You know its always a good feeling to get into festivals, but it’s not really what its been about for me. It was always an attempt to start a conversation. So many people have reached out and said how they have had a similar experience and how important the film is. Thats enough for me.

What do you hope your audience will take away from GOOD THANKS, YOU? More specifically, those people who have never experienced anything like this, those that have, but also those who have committed sexual assault themselves.

I hope people take from the film not to approach sexual assault from a archaic view point. It doesn’t matter what the survivor was wearing or where they were at what time or if they were drunk. We have to crush these views. We have to move the conversation forward. We have to support our loved ones and ask useful questions. We have to believe people and offer support. We have to not take “Good thanks, you?” as an answer.

Whilst GOOD THANKS, YOU? is clearly a standalone piece, I find the characters of Amy and Lewis to have enormous pulling power, which makes me want to see more of them. Is there any chance the short can be expanded into a feature at some point in the future, or maybe even a series?
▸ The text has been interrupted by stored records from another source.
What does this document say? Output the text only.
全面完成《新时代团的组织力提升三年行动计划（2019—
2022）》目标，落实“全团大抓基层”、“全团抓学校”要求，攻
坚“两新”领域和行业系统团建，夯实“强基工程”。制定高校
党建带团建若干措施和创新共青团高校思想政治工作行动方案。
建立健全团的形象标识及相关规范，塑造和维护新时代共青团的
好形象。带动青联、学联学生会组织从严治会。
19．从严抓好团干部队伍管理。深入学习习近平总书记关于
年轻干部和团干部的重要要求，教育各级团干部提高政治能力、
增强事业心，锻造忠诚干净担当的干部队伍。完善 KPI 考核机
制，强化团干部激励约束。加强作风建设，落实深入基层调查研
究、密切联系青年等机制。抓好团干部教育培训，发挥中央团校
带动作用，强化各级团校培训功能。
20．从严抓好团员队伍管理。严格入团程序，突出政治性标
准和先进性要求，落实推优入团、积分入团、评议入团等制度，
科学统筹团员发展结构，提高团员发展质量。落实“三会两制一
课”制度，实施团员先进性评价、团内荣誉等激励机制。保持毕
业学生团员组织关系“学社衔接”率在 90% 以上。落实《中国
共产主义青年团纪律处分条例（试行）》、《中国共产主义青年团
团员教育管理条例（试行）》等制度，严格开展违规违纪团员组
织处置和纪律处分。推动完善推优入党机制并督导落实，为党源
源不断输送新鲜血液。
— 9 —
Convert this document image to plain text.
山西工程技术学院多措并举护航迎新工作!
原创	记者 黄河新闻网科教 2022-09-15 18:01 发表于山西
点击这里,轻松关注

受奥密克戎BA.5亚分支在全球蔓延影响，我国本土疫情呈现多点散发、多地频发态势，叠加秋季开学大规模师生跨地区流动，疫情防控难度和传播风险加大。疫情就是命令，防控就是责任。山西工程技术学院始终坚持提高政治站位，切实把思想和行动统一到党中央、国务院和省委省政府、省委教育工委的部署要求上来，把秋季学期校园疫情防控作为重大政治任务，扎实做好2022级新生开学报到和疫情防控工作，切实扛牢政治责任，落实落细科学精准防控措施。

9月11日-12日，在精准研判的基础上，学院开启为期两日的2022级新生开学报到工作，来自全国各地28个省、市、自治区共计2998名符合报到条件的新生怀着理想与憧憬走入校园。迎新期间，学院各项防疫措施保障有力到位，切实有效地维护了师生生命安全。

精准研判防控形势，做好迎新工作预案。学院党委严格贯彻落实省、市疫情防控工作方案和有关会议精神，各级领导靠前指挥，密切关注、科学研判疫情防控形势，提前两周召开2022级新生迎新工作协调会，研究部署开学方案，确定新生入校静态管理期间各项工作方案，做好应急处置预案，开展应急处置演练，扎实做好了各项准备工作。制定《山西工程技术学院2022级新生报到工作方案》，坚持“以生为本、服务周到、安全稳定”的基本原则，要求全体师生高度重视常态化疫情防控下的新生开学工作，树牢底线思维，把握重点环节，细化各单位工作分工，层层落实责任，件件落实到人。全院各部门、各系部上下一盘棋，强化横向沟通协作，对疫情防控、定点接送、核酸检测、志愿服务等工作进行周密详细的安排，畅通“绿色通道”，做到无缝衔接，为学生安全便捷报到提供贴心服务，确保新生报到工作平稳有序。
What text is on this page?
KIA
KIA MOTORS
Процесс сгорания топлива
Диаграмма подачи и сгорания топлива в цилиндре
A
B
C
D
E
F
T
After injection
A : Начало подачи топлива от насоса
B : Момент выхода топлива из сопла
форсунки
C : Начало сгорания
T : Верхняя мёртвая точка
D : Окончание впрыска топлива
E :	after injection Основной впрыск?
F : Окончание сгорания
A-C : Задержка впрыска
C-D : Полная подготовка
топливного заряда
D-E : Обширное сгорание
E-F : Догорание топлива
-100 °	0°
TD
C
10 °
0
I think it’s best for my mental health if this particular story is left alone! But I do feel the need to continue to talk about consent and sexual assault.

Who do you look up to and who inspires you and your art?

I love the films of Eliza Hittman, the way she examines body’s is so magical. I deeply inspired by real life and find it really troubling to write about anything that isn’t grounded in reality. Maybe it’s connected with my childhood need to get into trouble. 

Can you tell us a little bit about your directorial debut feature currently in development?
It’s called How To Have Sex and it tracks three girls on the holiday of a life time. 

As a filmmaker myself I have found that on a couple of occasions when I’ve been interviewed about my work, I wasn’t asked about certain points I wanted to discuss. 

So my final question is a little bit odd, but: is there anything that we haven’t covered, that you feel compelled to add or chat about?

Just wanted to shout out everyone who worked on this film. Making short films is unbelievably hard and we couldn’t of done it without each and every one of you!